FullBeauty Brands Finalizes Plan for a Pre-Packaged Bankruptcy
The plus-size apparel firm plans to file by Jan. 24.
Plus-size apparel firm FullBeauty Brands Inc. could be the first fashion firm to file for bankruptcy court protection in 2019 when it files its planned Chapter 11 petition later this month.
The company said Thursday that it has reached an agreement with key stakeholders, including equity sponsors Apax Partners and Charlesbank Capital Partners and holders of first and second lien claims. The plan calls for reducing its $1.2 billion debt load by $900 million and then handing over control of the company to its senior lenders.
A statement issued by the company said the agreement will reduce indebtedness, significantly strengthen the balance sheet and enhance its financial flexibility going forward.

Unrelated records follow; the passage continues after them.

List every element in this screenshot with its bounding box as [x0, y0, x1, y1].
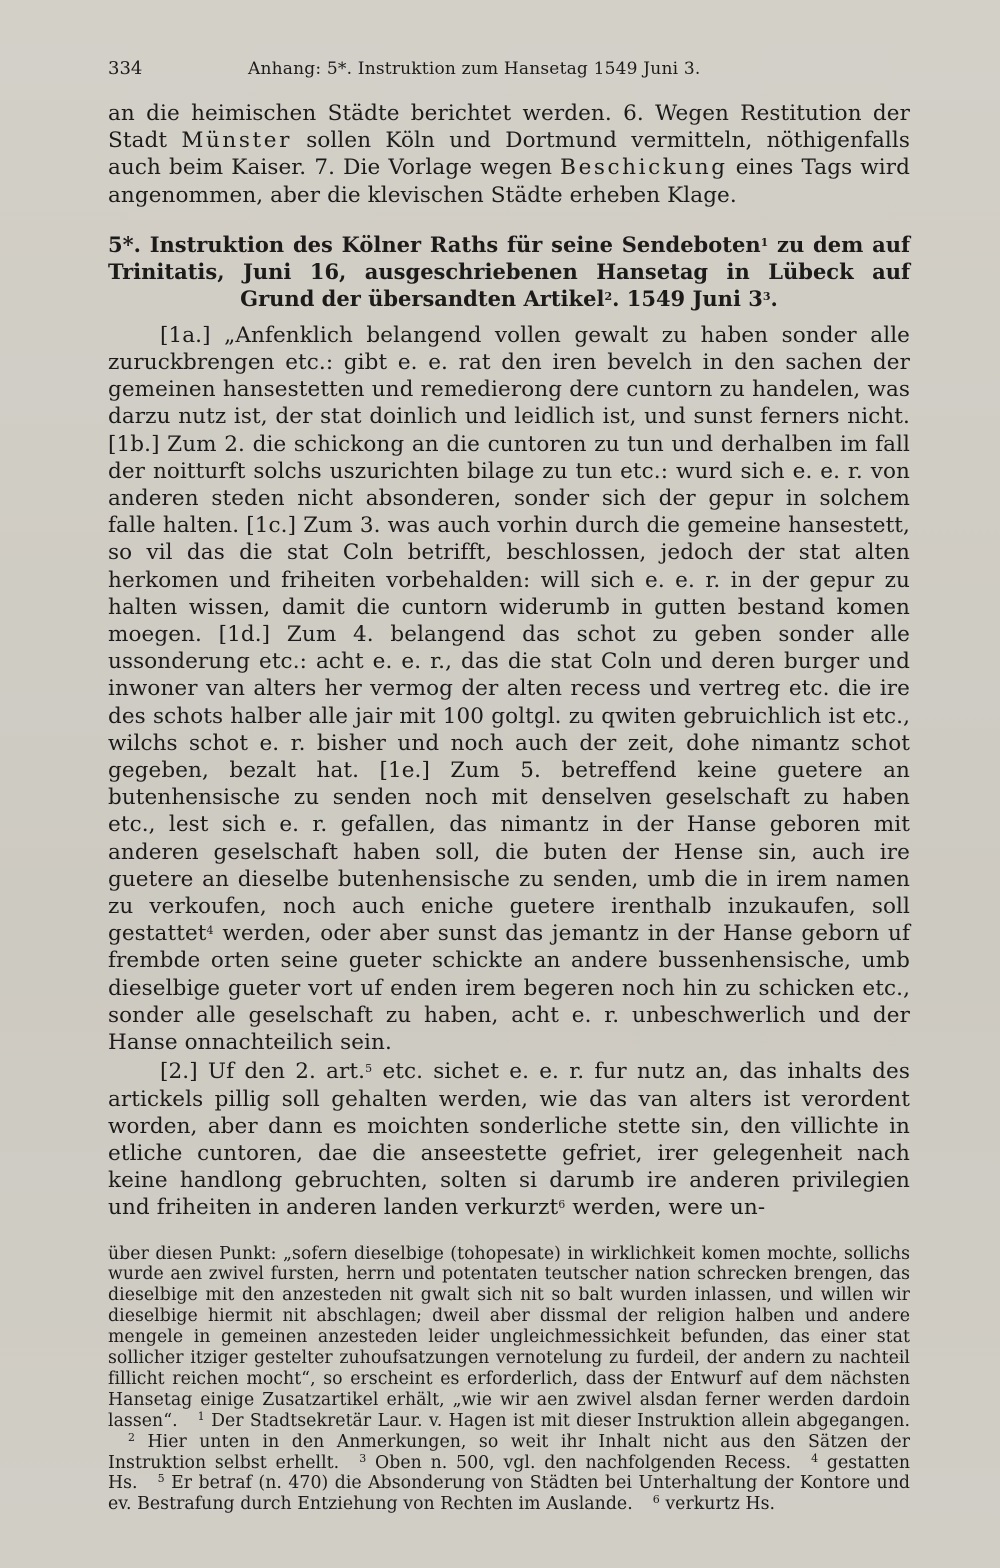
footnote-text-2: Hier unten in den Anmerkungen, so weit ihr Inhalt nicht aus den Sätzen der Instruktion selbst erhellt. [108, 1431, 910, 1473]
paragraph-1 [108, 322, 910, 1056]
footnote-text-5: Er betraf (n. 470) die Absonderung von Städten bei Unterhaltung der Kontore und ev. Bestrafung durch Entziehung von Rechten im Auslande. [108, 1473, 910, 1515]
footnote-text-3: Oben n. 500, vgl. den nachfolgenden Recess. [375, 1452, 792, 1473]
heading-text-3: . 1549 Juni 3 [612, 285, 763, 311]
document-heading [108, 231, 910, 312]
footnote-number-6: 6 [652, 1493, 660, 1507]
continuation-text-3: eines Tags wird angenommen, aber die klevischen Städte erheben Klage. [108, 155, 911, 208]
footnote-ref-2: 2 [604, 289, 613, 303]
page-number: 334 [108, 58, 143, 79]
paragraph-2-text-b: etc. sichet e. e. r. fur nutz an, das inhalts des artickels pillig soll gehalten werden, wie das van alters ist verordent worden, aber dann es moichten sonderliche stette sin, den villichte in etliche cuntoren, dae die anseestette gefriet, irer gelegenheit nach keine handlong gebruchten, solten si darumb ire anderen privilegien und friheiten in anderen landen verkurzt [108, 1059, 911, 1221]
footnote-number-2: 2 [128, 1430, 136, 1444]
footnote-ref-5: 5 [365, 1062, 373, 1076]
footnote-text-6: verkurtz Hs. [665, 1494, 776, 1515]
footnote-ref-3: 3 [762, 289, 771, 303]
continuation-paragraph [108, 100, 910, 209]
spaced-word-munster: Münster [181, 128, 292, 154]
continuation-text-2: sollen Köln und Dortmund vermitteln, nöthigenfalls auch beim Kaiser. 7. Die Vorlage wegen [108, 128, 911, 181]
footnote-text-1: Der Stadtsekretär Laur. v. Hagen ist mit dieser Instruktion allein abgegangen. [211, 1410, 911, 1431]
heading-text-4: . [770, 285, 778, 311]
footnote-number-1: 1 [197, 1409, 205, 1423]
page-header [108, 58, 910, 88]
paragraph-1-text-a: [1a.] „Anfenklich belangend vollen gewalt zu haben sonder alle zuruckbrengen etc.: gibt e. e. rat den iren bevelch in den sachen der gemeinen hansestetten und remedierong dere cuntorn zu handelen, was darzu nutz ist, der stat doinlich und leidlich ist, und sunst ferners nicht. [1b.] Zum 2. die schickong an die cuntoren zu tun und derhalben im fall der noitturft solchs uszurichten bilage zu tun etc.: wurd sich e. e. r. von anderen steden nicht absonderen, sonder sich der gepur in solchem falle halten. [1c.] Zum 3. was auch vorhin durch die gemeine hansestett, so vil das die stat Coln betrifft, beschlossen, jedoch der stat alten herkomen und friheiten vorbehalden: will sich e. e. r. in der gepur zu halten wissen, damit die cuntorn widerumb in gutten bestand komen moegen. [1d.] Zum 4. belangend das schot zu geben sonder alle ussonderung etc.: acht e. e. r., das die stat Coln und deren burger und inwoner van alters her vermog der alten recess und vertreg etc. die ire des schots halber alle jair mit 100 goltgl. zu qwiten gebruichlich ist etc., wilchs schot e. r. bisher und noch auch der zeit, dohe nimantz schot gegeben, bezalt hat. [1e.] Zum 5. betreffend keine guetere an butenhensische zu senden noch mit denselven geselschaft zu haben etc., lest sich e. r. gefallen, das nimantz in der Hanse geboren mit anderen geselschaft haben soll, die buten der Hense sin, auch ire guetere an dieselbe butenhensische zu senden, umb die in irem namen zu verkoufen, noch auch eniche guetere irenthalb inzukaufen, soll gestattet [108, 322, 910, 947]
footnote-number-4: 4 [811, 1451, 819, 1465]
footnote-ref-6: 6 [558, 1198, 566, 1212]
running-title: Anhang: 5*. Instruktion zum Hansetag 1549 Juni 3. [248, 59, 701, 79]
paragraph-2 [108, 1058, 910, 1221]
spaced-word-beschickung: Beschickung [560, 155, 728, 181]
footnote-number-5: 5 [157, 1472, 165, 1486]
footnote-number-3: 3 [359, 1451, 367, 1465]
paragraph-2-text-a: [2.] Uf den 2. art. [160, 1059, 366, 1085]
footnote-ref-4: 4 [206, 924, 214, 938]
footnotes [108, 1244, 910, 1516]
paragraph-2-text-c: werden, were un- [572, 1195, 766, 1221]
footnote-ref-1: 1 [760, 235, 769, 249]
paragraph-1-text-b: werden, oder aber sunst das jemantz in der Hanse geborn uf frembde orten seine gueter schickte an andere bussenhensische, umb dieselbige gueter vort uf enden irem begeren noch hin zu schicken etc., sonder alle geselschaft zu haben, acht e. r. unbeschwerlich und der Hanse onnachteilich sein. [108, 921, 910, 1056]
continuation-text-1: an die heimischen Städte berichtet werden. 6. Wegen Restitution der Stadt [108, 101, 910, 154]
heading-text-1: 5*. Instruktion des Kölner Raths für seine Sendeboten [108, 231, 761, 257]
footnote-lead: über diesen Punkt: „sofern dieselbige (tohopesate) in wirklichkeit komen mochte, sollichs wurde aen zwivel fursten, herrn und potentaten teutscher nation schrecken brengen, das dieselbige mit den anzesteden nit gwalt sich nit so balt wurden inlassen, und willen wir dieselbige hiermit nit abschlagen; dweil aber dissmal der religion halben und andere mengele in gemeinen anzesteden leider ungleichmessichkeit befunden, das einer stat sollicher itziger gestelter zuhoufsatzungen vernotelung zu furdeil, der andern zu nachteil fillicht reichen mocht“, so erscheint es erforderlich, dass der Entwurf auf dem nächsten Hansetag einige Zusatzartikel erhält, „wie wir aen zwivel alsdan ferner werden dardoin lassen“. [108, 1243, 910, 1431]
footnote-text-4: gestatten Hs. [108, 1452, 911, 1494]
heading-text-2: zu dem auf Trinitatis, Juni 16, ausgeschriebenen Hansetag in Lübeck auf Grund der übersandten Artikel [108, 231, 910, 311]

The company said it plans to file a voluntary Chapter 11 petition with a Manhattan bankruptcy court by Jan. 24. Furthermore, it also has negotiated agreements with existing lenders for $30 million of additional liquidity in a new term loan so it can pay vendors and service providers during and after the bankruptcy process. Given that the plan is for a pre-packaged bankruptcy, FullBeauty probably would be able to exit Chapter 11 after a short-tour of bankruptcy court proceedings.

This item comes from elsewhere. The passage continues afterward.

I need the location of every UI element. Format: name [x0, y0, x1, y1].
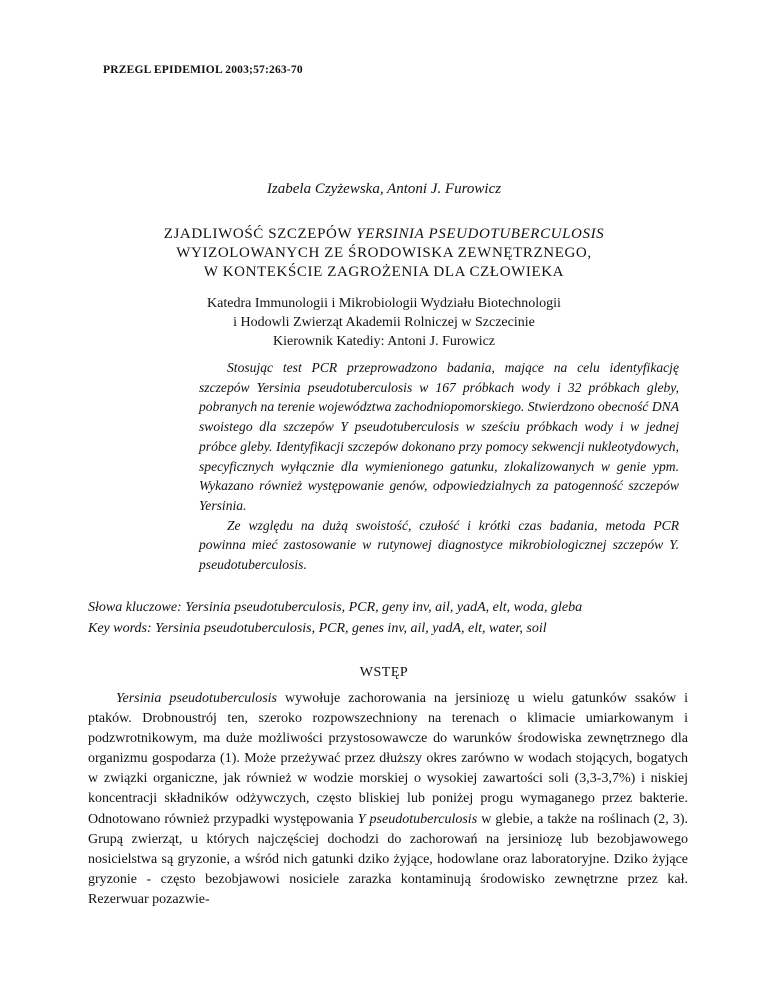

The company was a likely candidate for a bankruptcy filing after missing an interest payment in November on a $345 million loan.
Emilie Arel, chief executive officer, said, “We are fortunate that FullBeauty has highly relevant brands and a dedicated customer base and I am confident that the outcome of this process will be a more sustainable and stronger company for our customers, employees, vendors and business partners.”

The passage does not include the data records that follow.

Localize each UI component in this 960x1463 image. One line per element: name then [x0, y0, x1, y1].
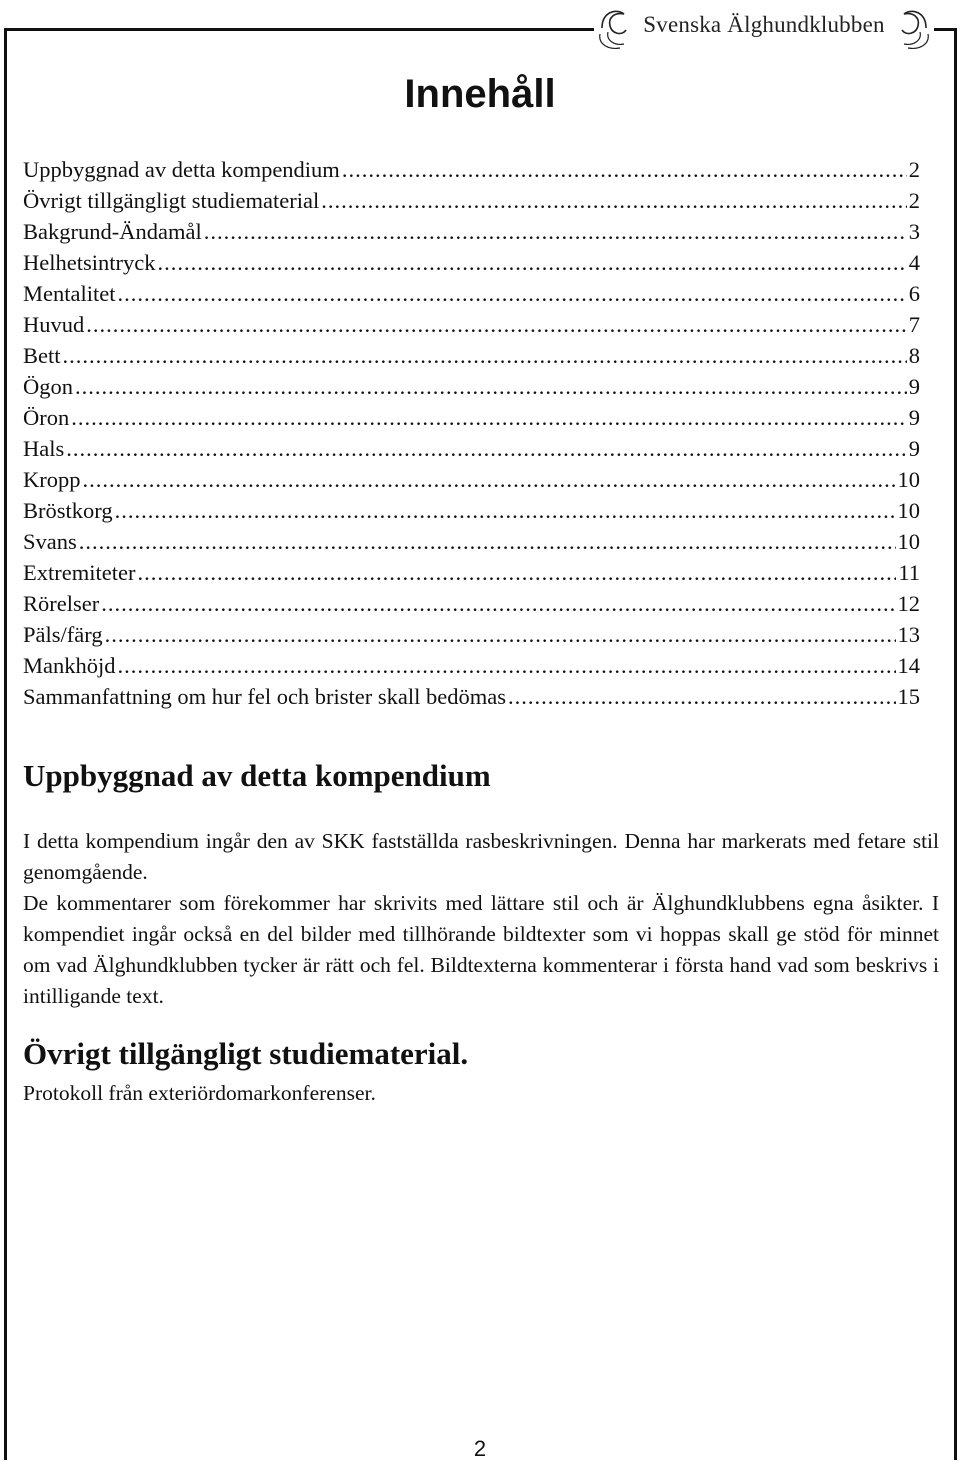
- page-number: 2: [473, 1436, 487, 1461]
- toc-entry-label: Svans: [23, 529, 77, 554]
- toc-leader-dots: [71, 402, 907, 433]
- toc-entry[interactable]: [23, 154, 920, 185]
- toc-entry-label: Övrigt tillgängligt studiematerial: [23, 188, 320, 213]
- toc-leader-dots: [83, 464, 896, 495]
- page-title: Innehåll: [404, 72, 556, 116]
- toc-entry[interactable]: [23, 557, 920, 588]
- toc-entry-page: 10: [897, 529, 920, 554]
- toc-entry[interactable]: [23, 433, 920, 464]
- toc-entry-label: Ögon: [23, 374, 73, 399]
- toc-entry[interactable]: [23, 278, 920, 309]
- toc-entry[interactable]: [23, 588, 920, 619]
- toc-entry-label: Uppbyggnad av detta kompendium: [23, 157, 340, 182]
- toc-entry-page: 8: [908, 343, 920, 368]
- frame-right-line: [954, 28, 957, 1460]
- toc-entry-label: Extremiteter: [23, 560, 136, 585]
- toc-entry-page: 12: [897, 591, 920, 616]
- paragraph: De kommentarer som förekommer har skrivits med lättare stil och är Älghundklubbens egna åsikter. I kompendiet ingår också en del bilder med tillhörande bildtexter som vi hoppas skall ge stöd för minnet om vad Älghundklubben tycker är rätt och fel. Bildtexterna kommenterar i första hand vad som beskrivs i intilligande text.: [23, 891, 939, 1008]
- toc-leader-dots: [115, 495, 896, 526]
- toc-entry-label: Öron: [23, 405, 70, 430]
- toc-entry-page: 2: [908, 157, 920, 182]
- toc-leader-dots: [66, 433, 907, 464]
- toc-entry[interactable]: [23, 619, 920, 650]
- toc-entry-label: Kropp: [23, 467, 81, 492]
- toc-entry-page: 6: [908, 281, 920, 306]
- section-heading-ovrigt: Övrigt tillgängligt studiematerial.: [23, 1036, 469, 1071]
- paragraph: I detta kompendium ingår den av SKK fastställda rasbeskrivningen. Denna har markerats med fetare stil genomgående.: [23, 829, 939, 884]
- table-of-contents: [23, 154, 920, 712]
- toc-entry[interactable]: [23, 340, 920, 371]
- toc-entry-page: 10: [897, 498, 920, 523]
- toc-entry[interactable]: [23, 247, 920, 278]
- section-body-ovrigt: Protokoll från exteriördomarkonferenser.: [23, 1081, 376, 1105]
- toc-entry[interactable]: [23, 650, 920, 681]
- header-title: Svenska Älghundklubben: [643, 12, 885, 37]
- toc-leader-dots: [204, 216, 907, 247]
- toc-entry[interactable]: [23, 464, 920, 495]
- toc-entry[interactable]: [23, 402, 920, 433]
- toc-entry-page: 7: [908, 312, 920, 337]
- toc-entry[interactable]: [23, 371, 920, 402]
- frame-top-line-right: [934, 28, 956, 31]
- frame-left-line: [4, 28, 7, 1460]
- toc-entry-label: Huvud: [23, 312, 85, 337]
- frame-top-line-left: [4, 28, 594, 31]
- toc-entry-page: 11: [898, 560, 920, 585]
- toc-entry[interactable]: [23, 526, 920, 557]
- toc-leader-dots: [63, 340, 907, 371]
- toc-entry[interactable]: [23, 495, 920, 526]
- toc-leader-dots: [137, 557, 896, 588]
- toc-entry-page: 9: [908, 374, 920, 399]
- toc-entry-page: 2: [908, 188, 920, 213]
- toc-leader-dots: [79, 526, 896, 557]
- toc-entry-page: 15: [897, 684, 920, 709]
- toc-entry[interactable]: [23, 185, 920, 216]
- toc-leader-dots: [508, 681, 895, 712]
- toc-entry[interactable]: [23, 681, 920, 712]
- toc-leader-dots: [117, 278, 906, 309]
- toc-leader-dots: [75, 371, 907, 402]
- toc-entry-page: 13: [897, 622, 920, 647]
- section-body-uppbyggnad: [23, 826, 939, 1012]
- toc-entry-label: Rörelser: [23, 591, 100, 616]
- toc-entry-label: Bett: [23, 343, 61, 368]
- toc-entry-page: 3: [908, 219, 920, 244]
- toc-leader-dots: [157, 247, 906, 278]
- toc-entry-label: Helhetsintryck: [23, 250, 156, 275]
- toc-leader-dots: [86, 309, 907, 340]
- toc-entry-page: 9: [908, 436, 920, 461]
- toc-entry-label: Bakgrund-Ändamål: [23, 219, 202, 244]
- toc-entry-label: Sammanfattning om hur fel och brister skall bedömas: [23, 684, 507, 709]
- toc-entry-page: 10: [897, 467, 920, 492]
- toc-entry-label: Mankhöjd: [23, 653, 116, 678]
- toc-leader-dots: [105, 619, 896, 650]
- toc-entry-page: 14: [897, 653, 920, 678]
- toc-leader-dots: [321, 185, 907, 216]
- toc-entry-page: 4: [908, 250, 920, 275]
- toc-entry[interactable]: [23, 309, 920, 340]
- toc-entry-label: Päls/färg: [23, 622, 103, 647]
- toc-entry-label: Bröstkorg: [23, 498, 113, 523]
- header-logo: [594, 4, 934, 50]
- toc-entry-page: 9: [908, 405, 920, 430]
- toc-entry-label: Mentalitet: [23, 281, 116, 306]
- toc-leader-dots: [101, 588, 895, 619]
- toc-leader-dots: [118, 650, 896, 681]
- section-heading-uppbyggnad: Uppbyggnad av detta kompendium: [23, 758, 491, 793]
- toc-entry-label: Hals: [23, 436, 65, 461]
- toc-leader-dots: [342, 154, 907, 185]
- toc-entry[interactable]: [23, 216, 920, 247]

FullBeauty owns the brands Roaman’s, Jessica London, Woman Within, King Size and Brylane Home, among others. It operates as a direct-to-consumer e-tailer, with catalogue operations. But in the age of inclusivity, FullBeauty faces competition from many firms looking to enter what has historically been the largely underserved plus-size market. They include Amazon and Walmart, which last year inked a deal to acquire the plus-size line Eloquii. Companies such as ModCloth, also owned by Walmart, have been making a bigger push into the plus-size category. Other competitors include relatively new start-ups Dia&Co. and Universal Standard. Plus-size apparel typically refers to size 14 and up.